Tuesday, September 15, 2009

Proposal Outline v.02

Abstract
The Trust/Risk Project is an art-service opportunity that will create an invitation-only Web site where people can request, and grant, financial help to one another anonymously.

Why
The Trust/Risk Project draws from two streams of thought:

I. That the Internet creates an opportunity to offer direct financial help on a massive scale, with low overhead and no management of funds and their distribution, a factor that in many charities constitutes a major siphon of donated funds.
II. That these costs are directly related to regulation of the risk involved in giving away money to a stranger.

The Trust/Risk Project is based on the thesis that, as some people take on greater risk in their investments in order to reap a larger reward, the same may be true for charitable funds and donations.

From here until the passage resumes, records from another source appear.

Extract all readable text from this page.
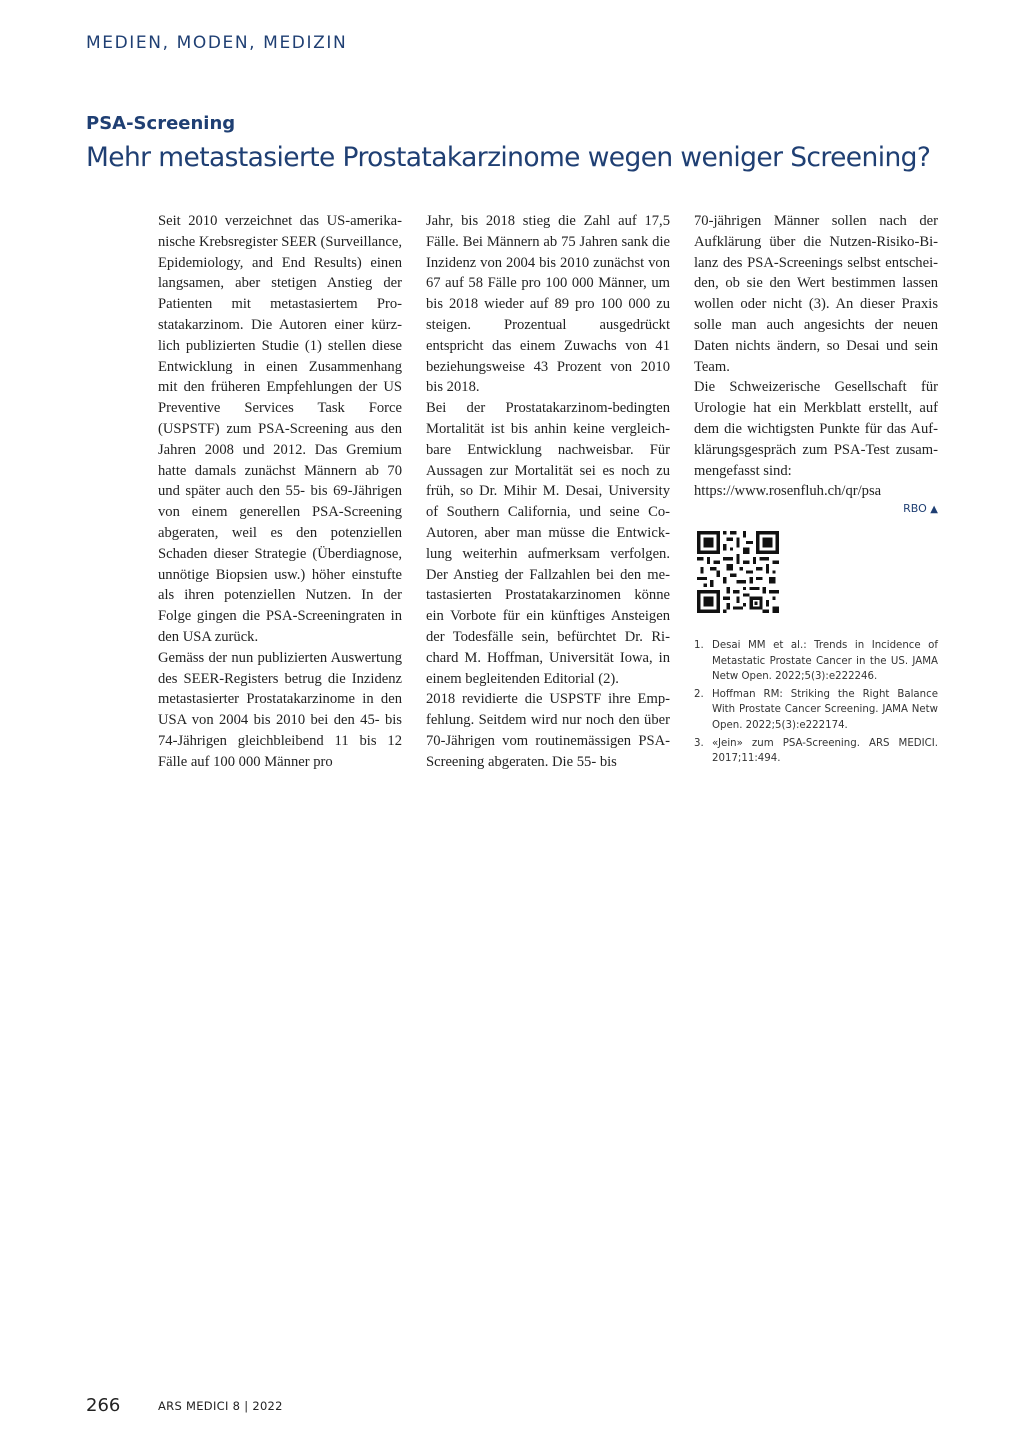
MEDIEN, MODEN, MEDIZIN
PSA-Screening
Mehr metastasierte Prostatakarzinome wegen weniger Screening?

Seit 2010 verzeichnet das US-amerikanische Krebsregister SEER (Surveillance, Epidemiology, and End Results) einen langsamen, aber stetigen Anstieg der Patienten mit metastasiertem Prostatakarzinom. Die Autoren einer kürzlich publizierten Studie (1) stellen diese Entwicklung in einen Zusammenhang mit den früheren Empfehlungen der US Preventive Services Task Force (USPSTF) zum PSA-Screening aus den Jahren 2008 und 2012. Das Gremium hatte damals zunächst Männern ab 70 und später auch den 55- bis 69-Jährigen von einem generellen PSA-Screening abgeraten, weil es den potenziellen Schaden dieser Strategie (Überdiagnose, unnötige Biopsien usw.) höher einstufte als ihren potenziellen Nutzen. In der Folge gingen die PSA-Screeningraten in den USA zurück.

Gemäss der nun publizierten Auswertung des SEER-Registers betrug die Inzidenz metastasierter Prostatakarzinome in den USA von 2004 bis 2010 bei den 45- bis 74-Jährigen gleichbleibend 11 bis 12 Fälle auf 100 000 Männer pro

Jahr, bis 2018 stieg die Zahl auf 17,5 Fälle. Bei Männern ab 75 Jahren sank die Inzidenz von 2004 bis 2010 zunächst von 67 auf 58 Fälle pro 100 000 Männer, um bis 2018 wieder auf 89 pro 100 000 zu steigen. Prozentual ausgedrückt entspricht das einem Zuwachs von 41 beziehungsweise 43 Prozent von 2010 bis 2018.

Bei der Prostatakarzinom-bedingten Mortalität ist bis anhin keine vergleichbare Entwicklung nachweisbar. Für Aussagen zur Mortalität sei es noch zu früh, so Dr. Mihir M. Desai, University of Southern California, und seine Co-Autoren, aber man müsse die Entwicklung weiterhin aufmerksam verfolgen. Der Anstieg der Fallzahlen bei den metastasierten Prostatakarzinomen könne ein Vorbote für ein künftiges Ansteigen der Todesfälle sein, befürchtet Dr. Richard M. Hoffman, Universität Iowa, in einem begleitenden Editorial (2).

2018 revidierte die USPSTF ihre Empfehlung. Seitdem wird nur noch den über 70-Jährigen vom routinemässigen PSA-Screening abgeraten. Die 55- bis

70-jährigen Männer sollen nach der Aufklärung über die Nutzen-Risiko-Bilanz des PSA-Screenings selbst entscheiden, ob sie den Wert bestimmen lassen wollen oder nicht (3). An dieser Praxis solle man auch angesichts der neuen Daten nichts ändern, so Desai und sein Team.

Die Schweizerische Gesellschaft für Urologie hat ein Merkblatt erstellt, auf dem die wichtigsten Punkte für das Aufklärungsgespräch zum PSA-Test zusammengefasst sind:

https://www.rosenfluh.ch/qr/psa

RBO ▲
1. Desai MM et al.: Trends in Incidence of Metastatic Prostate Cancer in the US. JAMA Netw Open. 2022;5(3):e222246.
2. Hoffman RM: Striking the Right Balance With Prostate Cancer Screening. JAMA Netw Open. 2022;5(3):e222174.
3. «Jein» zum PSA-Screening. ARS MEDICI. 2017;11:494.
266	ARS MEDICI 8 | 2022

The Trust/Risk Project allows donated funds to go directly to an individual who requests it, but the donor has no guarantee of the authenticity of the request or assurances of how it will be used. This requires an inherent balance of trust and risk.

The project understands that this trust can be abused. The thesis is that some may make the mental calculation to trust it anyway, in hopes of their donations having a greater, direct impact on the receiver.

Where
I have done research primarily on charitable loans to developing nations. However, the overhead and the management functions of a charitable site remove a vast amount of financial resources. By allowing an open, peer-to-peer network regulated and managed on the simple notion of Trust, we elevate the fundamental risk, but also reduce the overhead cost.

What
The site will have limited safeguards: An invitation-only interface, in which individuals are asked only to forward invitations to people whom they personally trust. Anyone interested in requesting funds must donate to another project first; this project can also include a list of charitable organizations. The hope is that this ‘pay it forward’ concept will pose a high enough barrier to entry that it will keep out blatant scammers; the invitation-only concept also forces individuals to evaluate their own sense of trust and trustworthiness.

Requests will be arranged through Paypal, or even just through cash in envelopes. It’s up to the requestor to determine their level of trust, as well. I assume that the more transparent a requestor is, the more trust they’ll receive.

As an art project, it is, to reiterate, understood that such a community involves tremendous risks and a tremendous leap of faith on behalf of donors. If the project merely causes invited individuals to contemplate and question ideas about trust and how trust works; how to weigh the risk of being taken advantage of against the benefit of directly helping others, etc., then it is a success.

For this reason, I have adopted the “Trust Fall” as a metaphor for the project: A game in which an individual stands on a ledge, and then falls backwards onto a friend or group of friends, trusting not only that these friends will catch him, but also that they know how to support the weight. The act of donating on this site will carry similar connotations.

The result is not only to help people who may need help get it; but to create something so brazenly idealistic that it serves as a commentary on the nature of trust in and of itself. In this sense, the piece exists as an artwork in which people are asked the question: Who do you trust? Why? And what are you willing to do to possibly help someone?

I'm curious to see what people do with a space that encourages their most idealistic behavior. If it deteriorates into chaos, then we've learned a bleak lesson.

When
I am still struggling to determine a collaborative process for this project. A Gantt chart highlighting a preliminary role for a coder is here.

Budget
Will be devised after conversations with collaborators.